To find the percent yield of PbCl2, we need to compare the actual yield with the theoretical yield.
First, let's calculate the theoretical yield of PbCl2:
1. Calculate the number of moles of NaCl:
moles of NaCl = mass of NaCl / molar mass of NaCl
= 7.000 g / 22.990 g/mol
= 0.304 mol
2. Calculate the number of moles of Pb(NO3)2:
moles of Pb(NO3)2 = mass of Pb(NO3)2 / molar mass of Pb(NO3)2
= 50.400 g / 331.209 g/mol
= 0.152 mol
3. Determine the limiting reactant:
The limiting reactant is the one that produces the least amount of the desired product. It is determined by comparing the mole ratio between the reactants and the product.
From the balanced chemical equation:
2 NaCl + Pb(NO3)2 → 2 PbCl2 + 2 NaNO3
The mole ratio of NaCl to Pb(NO3)2 is 2:1.
Since we have 0.304 moles of NaCl and 0.152 moles of Pb(NO3)2, the limiting reactant is Pb(NO3)2.

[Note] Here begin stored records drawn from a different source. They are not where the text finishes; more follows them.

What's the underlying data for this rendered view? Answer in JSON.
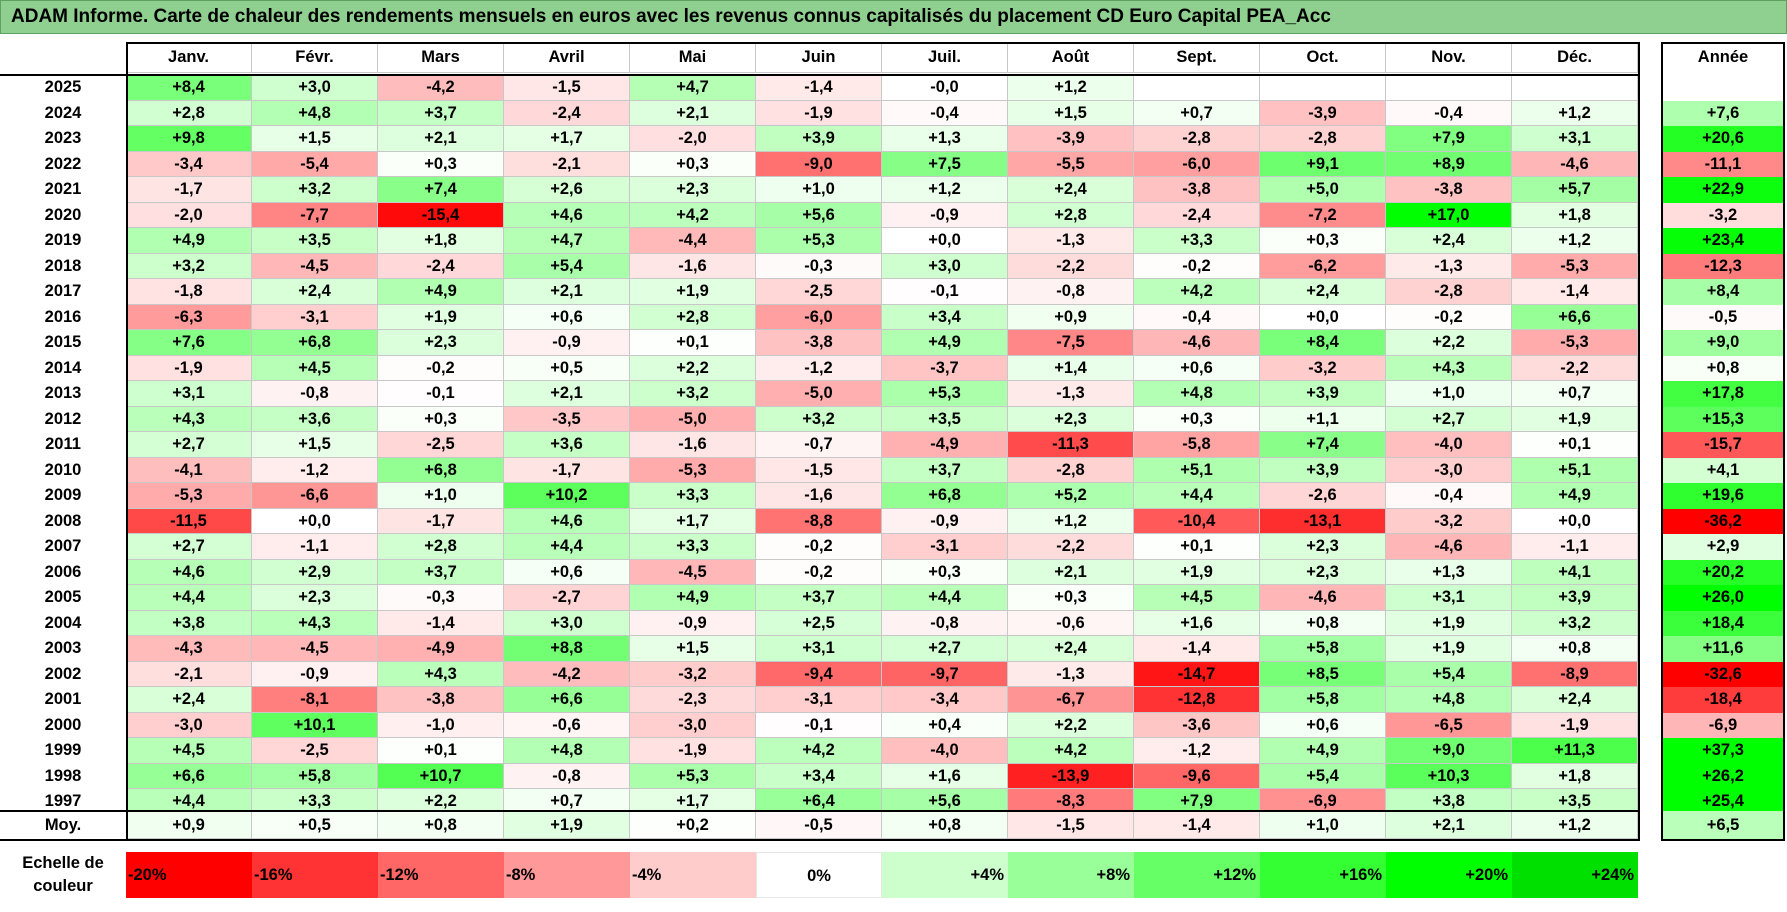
{
  "title": "ADAM Informe. Carte de chaleur des rendements mensuels en euros avec les revenus connus capitalisés du placement CD Euro Capital PEA_Acc",
  "chart_data": {
    "type": "heatmap",
    "title": "ADAM Informe. Carte de chaleur des rendements mensuels en euros avec les revenus connus capitalisés du placement CD Euro Capital PEA_Acc",
    "months": [
      "Janv.",
      "Févr.",
      "Mars",
      "Avril",
      "Mai",
      "Juin",
      "Juil.",
      "Août",
      "Sept.",
      "Oct.",
      "Nov.",
      "Déc."
    ],
    "year_header": "Année",
    "rows": [
      {
        "year": "2025",
        "values": [
          "+8,4",
          "+3,0",
          "-4,2",
          "-1,5",
          "+4,7",
          "-1,4",
          "-0,0",
          "+1,2",
          "",
          "",
          "",
          ""
        ],
        "annual": ""
      },
      {
        "year": "2024",
        "values": [
          "+2,8",
          "+4,8",
          "+3,7",
          "-2,4",
          "+2,1",
          "-1,9",
          "-0,4",
          "+1,5",
          "+0,7",
          "-3,9",
          "-0,4",
          "+1,2"
        ],
        "annual": "+7,6"
      },
      {
        "year": "2023",
        "values": [
          "+9,8",
          "+1,5",
          "+2,1",
          "+1,7",
          "-2,0",
          "+3,9",
          "+1,3",
          "-3,9",
          "-2,8",
          "-2,8",
          "+7,9",
          "+3,1"
        ],
        "annual": "+20,6"
      },
      {
        "year": "2022",
        "values": [
          "-3,4",
          "-5,4",
          "+0,3",
          "-2,1",
          "+0,3",
          "-9,0",
          "+7,5",
          "-5,5",
          "-6,0",
          "+9,1",
          "+8,9",
          "-4,6"
        ],
        "annual": "-11,1"
      },
      {
        "year": "2021",
        "values": [
          "-1,7",
          "+3,2",
          "+7,4",
          "+2,6",
          "+2,3",
          "+1,0",
          "+1,2",
          "+2,4",
          "-3,8",
          "+5,0",
          "-3,8",
          "+5,7"
        ],
        "annual": "+22,9"
      },
      {
        "year": "2020",
        "values": [
          "-2,0",
          "-7,7",
          "-15,4",
          "+4,6",
          "+4,2",
          "+5,6",
          "-0,9",
          "+2,8",
          "-2,4",
          "-7,2",
          "+17,0",
          "+1,8"
        ],
        "annual": "-3,2"
      },
      {
        "year": "2019",
        "values": [
          "+4,9",
          "+3,5",
          "+1,8",
          "+4,7",
          "-4,4",
          "+5,3",
          "+0,0",
          "-1,3",
          "+3,3",
          "+0,3",
          "+2,4",
          "+1,2"
        ],
        "annual": "+23,4"
      },
      {
        "year": "2018",
        "values": [
          "+3,2",
          "-4,5",
          "-2,4",
          "+5,4",
          "-1,6",
          "-0,3",
          "+3,0",
          "-2,2",
          "-0,2",
          "-6,2",
          "-1,3",
          "-5,3"
        ],
        "annual": "-12,3"
      },
      {
        "year": "2017",
        "values": [
          "-1,8",
          "+2,4",
          "+4,9",
          "+2,1",
          "+1,9",
          "-2,5",
          "-0,1",
          "-0,8",
          "+4,2",
          "+2,4",
          "-2,8",
          "-1,4"
        ],
        "annual": "+8,4"
      },
      {
        "year": "2016",
        "values": [
          "-6,3",
          "-3,1",
          "+1,9",
          "+0,6",
          "+2,8",
          "-6,0",
          "+3,4",
          "+0,9",
          "-0,4",
          "+0,0",
          "-0,2",
          "+6,6"
        ],
        "annual": "-0,5"
      },
      {
        "year": "2015",
        "values": [
          "+7,6",
          "+6,8",
          "+2,3",
          "-0,9",
          "+0,1",
          "-3,8",
          "+4,9",
          "-7,5",
          "-4,6",
          "+8,4",
          "+2,2",
          "-5,3"
        ],
        "annual": "+9,0"
      },
      {
        "year": "2014",
        "values": [
          "-1,9",
          "+4,5",
          "-0,2",
          "+0,5",
          "+2,2",
          "-1,2",
          "-3,7",
          "+1,4",
          "+0,6",
          "-3,2",
          "+4,3",
          "-2,2"
        ],
        "annual": "+0,8"
      },
      {
        "year": "2013",
        "values": [
          "+3,1",
          "-0,8",
          "-0,1",
          "+2,1",
          "+3,2",
          "-5,0",
          "+5,3",
          "-1,3",
          "+4,8",
          "+3,9",
          "+1,0",
          "+0,7"
        ],
        "annual": "+17,8"
      },
      {
        "year": "2012",
        "values": [
          "+4,3",
          "+3,6",
          "+0,3",
          "-3,5",
          "-5,0",
          "+3,2",
          "+3,5",
          "+2,3",
          "+0,3",
          "+1,1",
          "+2,7",
          "+1,9"
        ],
        "annual": "+15,3"
      },
      {
        "year": "2011",
        "values": [
          "+2,7",
          "+1,5",
          "-2,5",
          "+3,6",
          "-1,6",
          "-0,7",
          "-4,9",
          "-11,3",
          "-5,8",
          "+7,4",
          "-4,0",
          "+0,1"
        ],
        "annual": "-15,7"
      },
      {
        "year": "2010",
        "values": [
          "-4,1",
          "-1,2",
          "+6,8",
          "-1,7",
          "-5,3",
          "-1,5",
          "+3,7",
          "-2,8",
          "+5,1",
          "+3,9",
          "-3,0",
          "+5,1"
        ],
        "annual": "+4,1"
      },
      {
        "year": "2009",
        "values": [
          "-5,3",
          "-6,6",
          "+1,0",
          "+10,2",
          "+3,3",
          "-1,6",
          "+6,8",
          "+5,2",
          "+4,4",
          "-2,6",
          "-0,4",
          "+4,9"
        ],
        "annual": "+19,6"
      },
      {
        "year": "2008",
        "values": [
          "-11,5",
          "+0,0",
          "-1,7",
          "+4,6",
          "+1,7",
          "-8,8",
          "-0,9",
          "+1,2",
          "-10,4",
          "-13,1",
          "-3,2",
          "+0,0"
        ],
        "annual": "-36,2"
      },
      {
        "year": "2007",
        "values": [
          "+2,7",
          "-1,1",
          "+2,8",
          "+4,4",
          "+3,3",
          "-0,2",
          "-3,1",
          "-2,2",
          "+0,1",
          "+2,3",
          "-4,6",
          "-1,1"
        ],
        "annual": "+2,9"
      },
      {
        "year": "2006",
        "values": [
          "+4,6",
          "+2,9",
          "+3,7",
          "+0,6",
          "-4,5",
          "-0,2",
          "+0,3",
          "+2,1",
          "+1,9",
          "+2,3",
          "+1,3",
          "+4,1"
        ],
        "annual": "+20,2"
      },
      {
        "year": "2005",
        "values": [
          "+4,4",
          "+2,3",
          "-0,3",
          "-2,7",
          "+4,9",
          "+3,7",
          "+4,4",
          "+0,3",
          "+4,5",
          "-4,6",
          "+3,1",
          "+3,9"
        ],
        "annual": "+26,0"
      },
      {
        "year": "2004",
        "values": [
          "+3,8",
          "+4,3",
          "-1,4",
          "+3,0",
          "-0,9",
          "+2,5",
          "-0,8",
          "-0,6",
          "+1,6",
          "+0,8",
          "+1,9",
          "+3,2"
        ],
        "annual": "+18,4"
      },
      {
        "year": "2003",
        "values": [
          "-4,3",
          "-4,5",
          "-4,9",
          "+8,8",
          "+1,5",
          "+3,1",
          "+2,7",
          "+2,4",
          "-1,4",
          "+5,8",
          "+1,9",
          "+0,8"
        ],
        "annual": "+11,6"
      },
      {
        "year": "2002",
        "values": [
          "-2,1",
          "-0,9",
          "+4,3",
          "-4,2",
          "-3,2",
          "-9,4",
          "-9,7",
          "-1,3",
          "-14,7",
          "+8,5",
          "+5,4",
          "-8,9"
        ],
        "annual": "-32,6"
      },
      {
        "year": "2001",
        "values": [
          "+2,4",
          "-8,1",
          "-3,8",
          "+6,6",
          "-2,3",
          "-3,1",
          "-3,4",
          "-6,7",
          "-12,8",
          "+5,8",
          "+4,8",
          "+2,4"
        ],
        "annual": "-18,4"
      },
      {
        "year": "2000",
        "values": [
          "-3,0",
          "+10,1",
          "-1,0",
          "-0,6",
          "-3,0",
          "-0,1",
          "+0,4",
          "+2,2",
          "-3,6",
          "+0,6",
          "-6,5",
          "-1,9"
        ],
        "annual": "-6,9"
      },
      {
        "year": "1999",
        "values": [
          "+4,5",
          "-2,5",
          "+0,1",
          "+4,8",
          "-1,9",
          "+4,2",
          "-4,0",
          "+4,2",
          "-1,2",
          "+4,9",
          "+9,0",
          "+11,3"
        ],
        "annual": "+37,3"
      },
      {
        "year": "1998",
        "values": [
          "+6,6",
          "+5,8",
          "+10,7",
          "-0,8",
          "+5,3",
          "+3,4",
          "+1,6",
          "-13,9",
          "-9,6",
          "+5,4",
          "+10,3",
          "+1,8"
        ],
        "annual": "+26,2"
      },
      {
        "year": "1997",
        "values": [
          "+4,4",
          "+3,3",
          "+2,2",
          "+0,7",
          "+1,7",
          "+6,4",
          "+5,6",
          "-8,3",
          "+7,9",
          "-6,9",
          "+3,8",
          "+3,5"
        ],
        "annual": "+25,4"
      }
    ],
    "average": {
      "label": "Moy.",
      "values": [
        "+0,9",
        "+0,5",
        "+0,8",
        "+1,9",
        "+0,2",
        "-0,5",
        "+0,8",
        "-1,5",
        "-1,4",
        "+1,0",
        "+2,1",
        "+1,2"
      ],
      "annual": "+6,5"
    },
    "scale": {
      "label_line1": "Echelle de",
      "label_line2": "couleur",
      "steps": [
        {
          "label": "-20%",
          "value": -20,
          "color": "#ff0000"
        },
        {
          "label": "-16%",
          "value": -16,
          "color": "#ff3333"
        },
        {
          "label": "-12%",
          "value": -12,
          "color": "#ff6666"
        },
        {
          "label": "-8%",
          "value": -8,
          "color": "#ff9999"
        },
        {
          "label": "-4%",
          "value": -4,
          "color": "#ffcccc"
        },
        {
          "label": "0%",
          "value": 0,
          "color": "#ffffff"
        },
        {
          "label": "+4%",
          "value": 4,
          "color": "#ccffcc"
        },
        {
          "label": "+8%",
          "value": 8,
          "color": "#99ff99"
        },
        {
          "label": "+12%",
          "value": 12,
          "color": "#66ff66"
        },
        {
          "label": "+16%",
          "value": 16,
          "color": "#33ff33"
        },
        {
          "label": "+20%",
          "value": 20,
          "color": "#00ff00"
        },
        {
          "label": "+24%",
          "value": 24,
          "color": "#00e000"
        }
      ]
    }
  }
}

4. Calculate the theoretical yield of PbCl2:
The mole ratio of Pb(NO3)2 to PbCl2 is 1:1.
Therefore, the moles of Pb(NO3)2 (0.152 mol) will produce the same moles of PbCl2.
mass of PbCl2 = moles of PbCl2 × molar mass of PbCl2
= 0.152 mol × 278.102 g/mol
= 42.241 g
Now, we can calculate the percent yield:
Percent yield = (actual yield / theoretical yield) × 100
= (12.798 g / 42.241 g) × 100
= 30.3552%
Therefore, the percent yield of PbCl2 is approximately 30.3552%, which can be rounded to 30.355% or 30.4% (depending on the level of precision required). However, none of the provided answer choices match this result.